Si la question commence par « étant donné que pour avoir un effondrement symétrique, il est nécessaire de saper l’ensemble de la structure porteuse… », eux diront « ce n’est pas vrai que l’effondrement a été symétrique. Voyez ici, l’édifice s’incline légèrement sur le côté… », comme si cela faisait la moindre différence. Ils s’attacheront aux mots, pinailleront sur les virgules, feront semblant de ne pas comprendre le sens profond de la question, de façon à ne pas avoir à affronter le problème.

Une personne honnête intellectuellement, face à une telle question, dirait ceci : « Oui, d’accord, la chute n’est peut-être pas exactement symétrique au sens strict, mais le problème de la défaillance simultanée reste entier. Le feu seul ne peut pas avoir fait cela. » Au lieu de ça, le débunker invétéré dira : « ce n’est pas vrai que c’est symétrique, comme le fait croire Mazzucco, et donc je n’ai pas à répondre. » Comme si le problème cessait tout à coup d’exister. Et vous verrez qu’après avoir réussi à lancer ce petit jeu sur 2 ou 3 questions, il tenteront de généraliser la stratégie à tout le reste, pour éviter de répondre à toutes ces questions d’un seul coup.

Que le spectacle commence !
 
Massimo Mazzucco












QUESTIONS AUX "DÉBUNKERS"

LA DÉFENSE AÉRIENNE

1. Le fait de savoir que des attentats étaient imminents et qu’ils impliquaient le détournement de plusieurs avions de ligne, sans toutefois connaitre ni le lieu ni la date, constituait une bonne raison pour renforcer les défenses aériennes et pour mettre en état d’alerte plus de chasseurs que d’habitude sur tout le territoire. Pourquoi alors organiser autant d’exercices le même jour, tout en ne laissant que 4 avions de chasse en alerte pour défendre justement la partie du pays la plus susceptible d’être attaquée ?
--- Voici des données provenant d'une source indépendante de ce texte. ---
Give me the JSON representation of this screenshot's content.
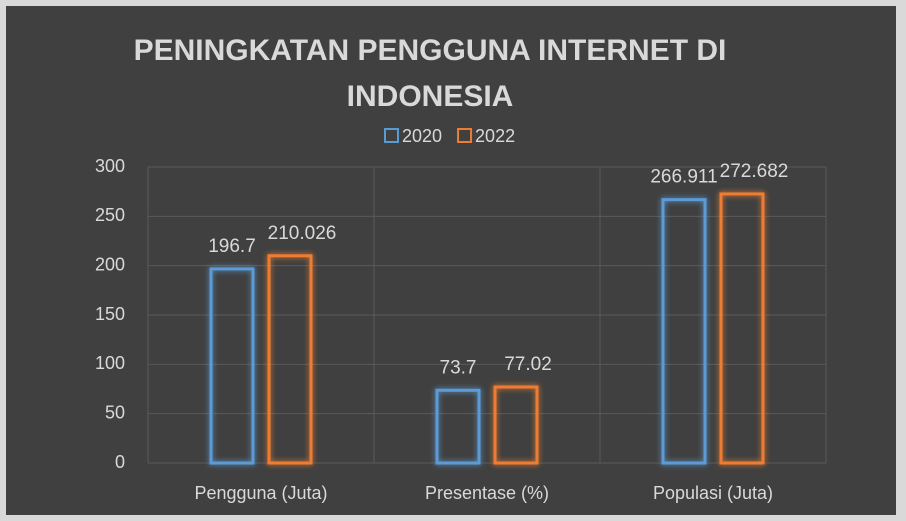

2. Une fois que le général Eberhart s’est rendu compte que le pays était attaqué par des avions de ligne détournés, à 9 h 03, pourquoi n’a-t-il pas immédiatement suspendu les exercices militaires et rappelé tous les chasseurs à leur base ?
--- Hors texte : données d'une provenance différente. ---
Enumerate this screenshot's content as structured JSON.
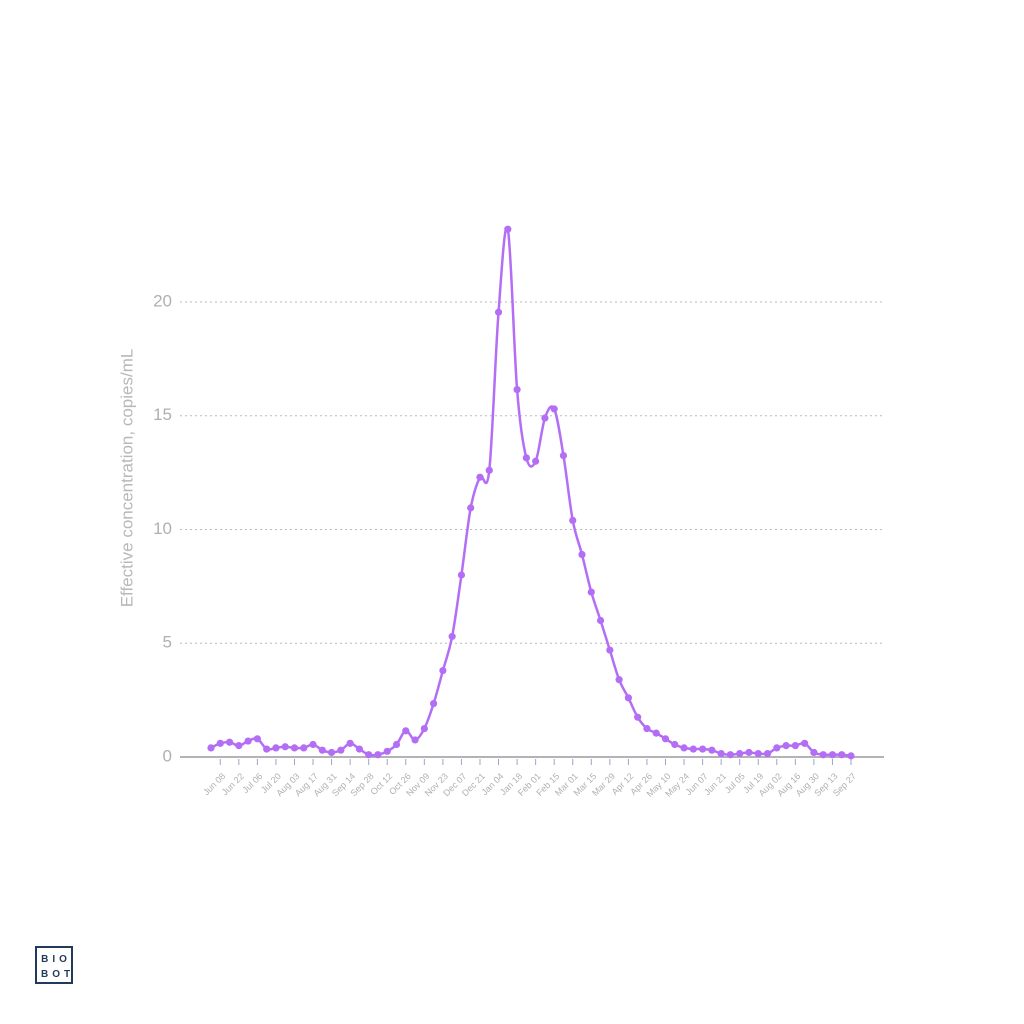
{
  "chart_data": {
    "type": "line",
    "ylabel": "Effective concentration, copies/mL",
    "categories": [
      null,
      "Jun 08",
      null,
      "Jun 22",
      null,
      "Jul 06",
      null,
      "Jul 20",
      null,
      "Aug 03",
      null,
      "Aug 17",
      null,
      "Aug 31",
      null,
      "Sep 14",
      null,
      "Sep 28",
      null,
      "Oct 12",
      null,
      "Oct 26",
      null,
      "Nov 09",
      null,
      "Nov 23",
      null,
      "Dec 07",
      null,
      "Dec 21",
      null,
      "Jan 04",
      null,
      "Jan 18",
      null,
      "Feb 01",
      null,
      "Feb 15",
      null,
      "Mar 01",
      null,
      "Mar 15",
      null,
      "Mar 29",
      null,
      "Apr 12",
      null,
      "Apr 26",
      null,
      "May 10",
      null,
      "May 24",
      null,
      "Jun 07",
      null,
      "Jun 21",
      null,
      "Jul 05",
      null,
      "Jul 19",
      null,
      "Aug 02",
      null,
      "Aug 16",
      null,
      "Aug 30",
      null,
      "Sep 13",
      null,
      "Sep 27"
    ],
    "series": [
      {
        "color": "#b36ef5",
        "values": [
          0.4,
          0.6,
          0.65,
          0.5,
          0.7,
          0.8,
          0.35,
          0.4,
          0.45,
          0.4,
          0.4,
          0.55,
          0.3,
          0.2,
          0.3,
          0.6,
          0.35,
          0.1,
          0.1,
          0.25,
          0.55,
          1.15,
          0.75,
          1.25,
          2.35,
          3.8,
          5.3,
          8.0,
          10.95,
          12.3,
          12.6,
          19.55,
          23.2,
          16.15,
          13.15,
          13.0,
          14.9,
          15.3,
          13.25,
          10.4,
          8.9,
          7.25,
          6.0,
          4.7,
          3.4,
          2.6,
          1.75,
          1.25,
          1.05,
          0.8,
          0.55,
          0.4,
          0.35,
          0.35,
          0.3,
          0.15,
          0.1,
          0.15,
          0.2,
          0.15,
          0.15,
          0.4,
          0.5,
          0.5,
          0.6,
          0.2,
          0.1,
          0.1,
          0.1,
          0.05
        ]
      }
    ],
    "ylim": [
      0,
      24
    ],
    "yticks": [
      0,
      5,
      10,
      15,
      20
    ],
    "grid": true
  },
  "brand": {
    "line1": "BIO",
    "line2": "BOT"
  }
}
3. Pourquoi le général Myers n’a-t-il pas ordonné à Eberhart de le faire, après avoir fait le point au téléphone avec lui sur les attaques en cours ?

4. Et pourquoi la Commission sur le 11-Septembre n’a-t-elle pas posé aux deux généraux ces questions pourtant fondamentales ?
 

L’AFFAIRE MINETA

5. Le Secret Service savait que l’avion approchait pendant les 30 dernières minutes, ils le suivaient au radar, et avaient les moyens de l’abattre, et ils auraient dû le faire pour protéger la capitale. Mais ils ne l’ont pas fait. Pourquoi ?

6. Concernant l’échange entre Dick Cheney et le jeune homme, pouvez-vous proposer une autre explication que celle d’un ordre de ne pas abattre l’avion, alors qu’il approchait de la zone protégée de Washington ?
 

LES PIRATES DE L’AIR

7. Marwan al-Sheikki n’avait jamais piloté de jet de toute sa vie, sans parler de gros avion de ligne. Comment a-t-il pu effectuer une montée de 3000 pieds/minute puis une descente vertigineuse de 10 000 pieds par minute, tout en conservant le contrôle de l’avion ? Et pourquoi aurait-il pris tous ces risques inutiles, y compris celui de percuter d’autres avions en vol, plutôt que d’engager le pilote automatique et de le laisser l’emmener vers sa cible ?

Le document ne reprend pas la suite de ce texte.